You may have heard that the illustrious Scripture scholar, Richard Dawkins (also known in some circles as Richard Dawkins, bedazzling philosopher, ahem), recently pronounced the following finding, based on years of, well, being a humility-challenged atheist:

“Jesus was a great moral teacher,” Dawkins said. “Somebody as intelligent as Jesus would have been an atheist if he had known what we know today.”

That’s surely debatable, especially since it’s not evident in the least that the sinless Son of God would be willing to sacrifice his perfect humility for a pot of prideful porridge made by the preening professor (Quick! Say that ten times, very quickly: “A pot of prideful porridge made by the preening professor”.)

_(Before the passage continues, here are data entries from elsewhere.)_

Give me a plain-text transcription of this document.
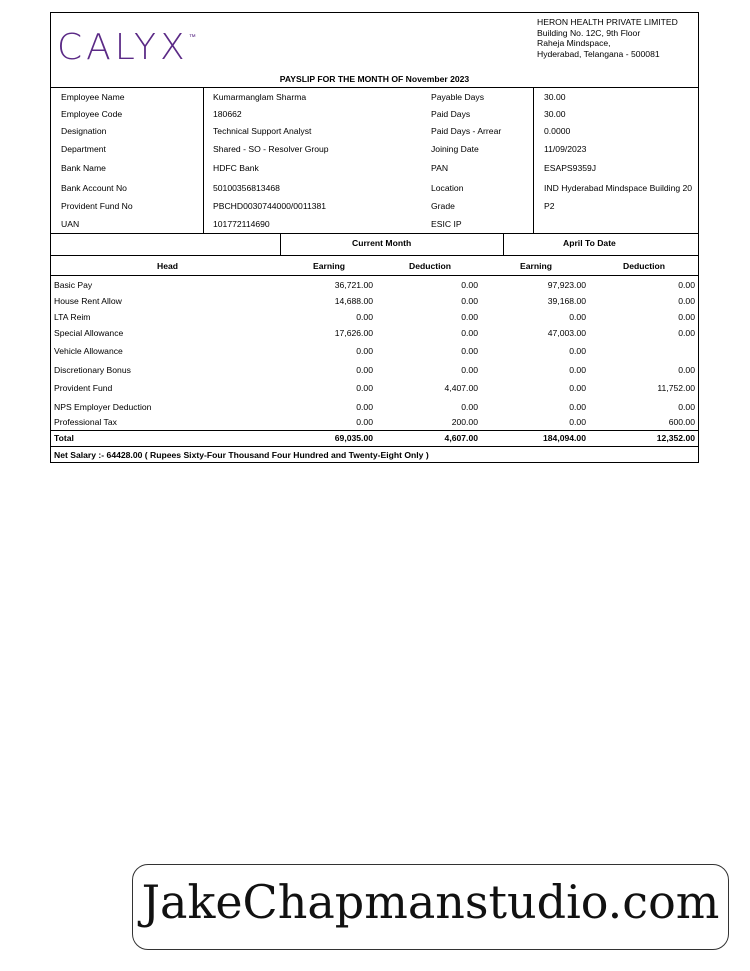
CALYX™
HERON HEALTH PRIVATE LIMITED
Building No. 12C, 9th Floor
Raheja Mindspace,
Hyderabad, Telangana - 500081
PAYSLIP FOR THE MONTH OF November 2023
Employee Name	Kumarmanglam Sharma	Payable Days	30.00
Employee Code	180662	Paid Days	30.00
Designation	Technical Support Analyst	Paid Days - Arrear	0.0000
Department	Shared - SO - Resolver Group	Joining Date	11/09/2023
Bank Name	HDFC Bank	PAN	ESAPS9359J
Bank Account No	50100356813468	Location	IND Hyderabad Mindspace Building 20
Provident Fund No	PBCHD0030744000/0011381	Grade	P2
UAN	101772114690	ESIC IP
Current Month	April To Date
Head	Earning	Deduction	Earning	Deduction
Basic Pay	36,721.00	0.00	97,923.00	0.00
House Rent Allow	14,688.00	0.00	39,168.00	0.00
LTA Reim	0.00	0.00	0.00	0.00
Special Allowance	17,626.00	0.00	47,003.00	0.00
Vehicle Allowance	0.00	0.00	0.00
Discretionary Bonus	0.00	0.00	0.00	0.00
Provident Fund	0.00	4,407.00	0.00	11,752.00
NPS Employer Deduction	0.00	0.00	0.00	0.00
Professional Tax	0.00	200.00	0.00	600.00
Total	69,035.00	4,607.00	184,094.00	12,352.00
Net Salary :- 64428.00 ( Rupees Sixty-Four Thousand Four Hundred and Twenty-Eight Only )
JakeChapmanstudio.com
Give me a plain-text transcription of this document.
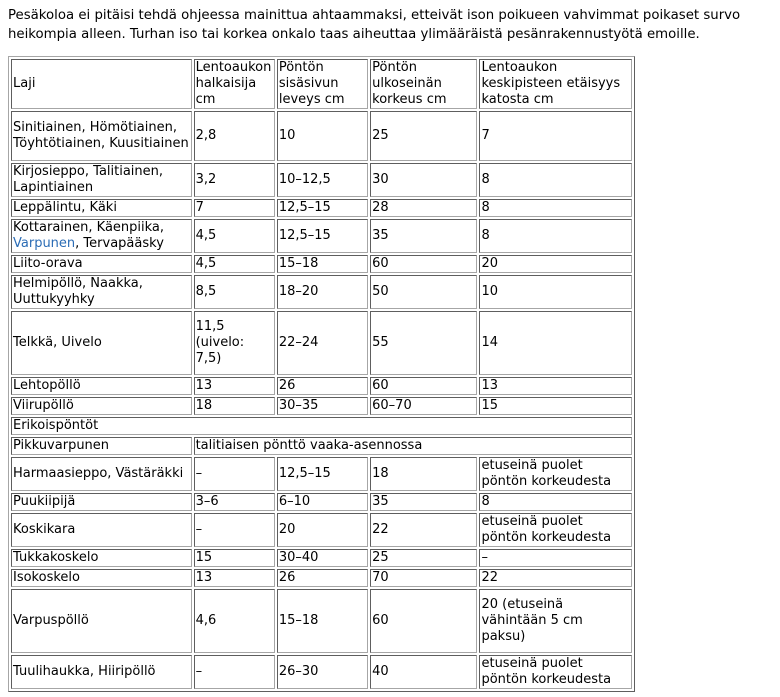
Pesäkoloa ei pitäisi tehdä ohjeessa mainittua ahtaammaksi, etteivät ison poikueen vahvimmat poikaset survo heikompia alleen. Turhan iso tai korkea onkalo taas aiheuttaa ylimääräistä pesänrakennustyötä emoille.

Laji	Lentoaukon halkaisija cm	Pöntön sisäsivun leveys cm	Pöntön ulkoseinän korkeus cm	Lentoaukon keskipisteen etäisyys katosta cm
Sinitiainen, Hömötiainen, Töyhtötiainen, Kuusitiainen	2,8	10	25	7
Kirjosieppo, Talitiainen, Lapintiainen	3,2	10–12,5	30	8
Leppälintu, Käki	7	12,5–15	28	8
Kottarainen, Käenpiika, Varpunen, Tervapääsky	4,5	12,5–15	35	8
Liito-orava	4,5	15–18	60	20
Helmipöllö, Naakka, Uuttukyyhky	8,5	18–20	50	10
Telkkä, Uivelo	11,5 (uivelo: 7,5)	22–24	55	14
Lehtopöllö	13	26	60	13
Viirupöllö	18	30–35	60–70	15
Erikoispöntöt				
Pikkuvarpunen	talitiaisen pönttö vaaka-asennossa			
Harmaasieppo, Västäräkki	–	12,5–15	18	etuseinä puolet pöntön korkeudesta
Puukiipijä	3–6	6–10	35	8
Koskikara	–	20	22	etuseinä puolet pöntön korkeudesta
Tukkakoskelo	15	30–40	25	–
Isokoskelo	13	26	70	22
Varpuspöllö	4,6	15–18	60	20 (etuseinä vähintään 5 cm paksu)
Tuulihaukka, Hiiripöllö	–	26–30	40	etuseinä puolet pöntön korkeudesta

William Oddie remarks in The Catholic Herald about Dawkins’ most recent statement:

I love this kind of thing; I have a taste for the grotesque. Here is Jesus, a “moral teacher”, the authority of whose entire teaching derived, from the beginning, from the fact that he didn’t just believe in the existence of God the Father as a kind of add-on, compulsory at the time, but from the fact that he Himself and the Father were one: and Dawkins says that if Jesus had only known what we know today, he would have been an atheist. Of course, he is well aware of the “oxymoronic” nature of his statement; as he explained in an essaywritten in 2006, “In a society where the majority of theists are at least nominally Christian, the two words are treated as near synonyms. Bertrand Russell’s famous advocacy of atheism was called Why I am not a Christian rather than, as it probably should have been, Why I am not a theist. All Christians are theists, it seems to go without saying.” (He later points to the example of an atheist bishop, the former Anglican Bishop of Edinburgh, Richard Holloway, to prove that it ain’t necessarily so, though the preposterous Holloway describes himself as a “post-Christian”, even as a “recovering Chistian”).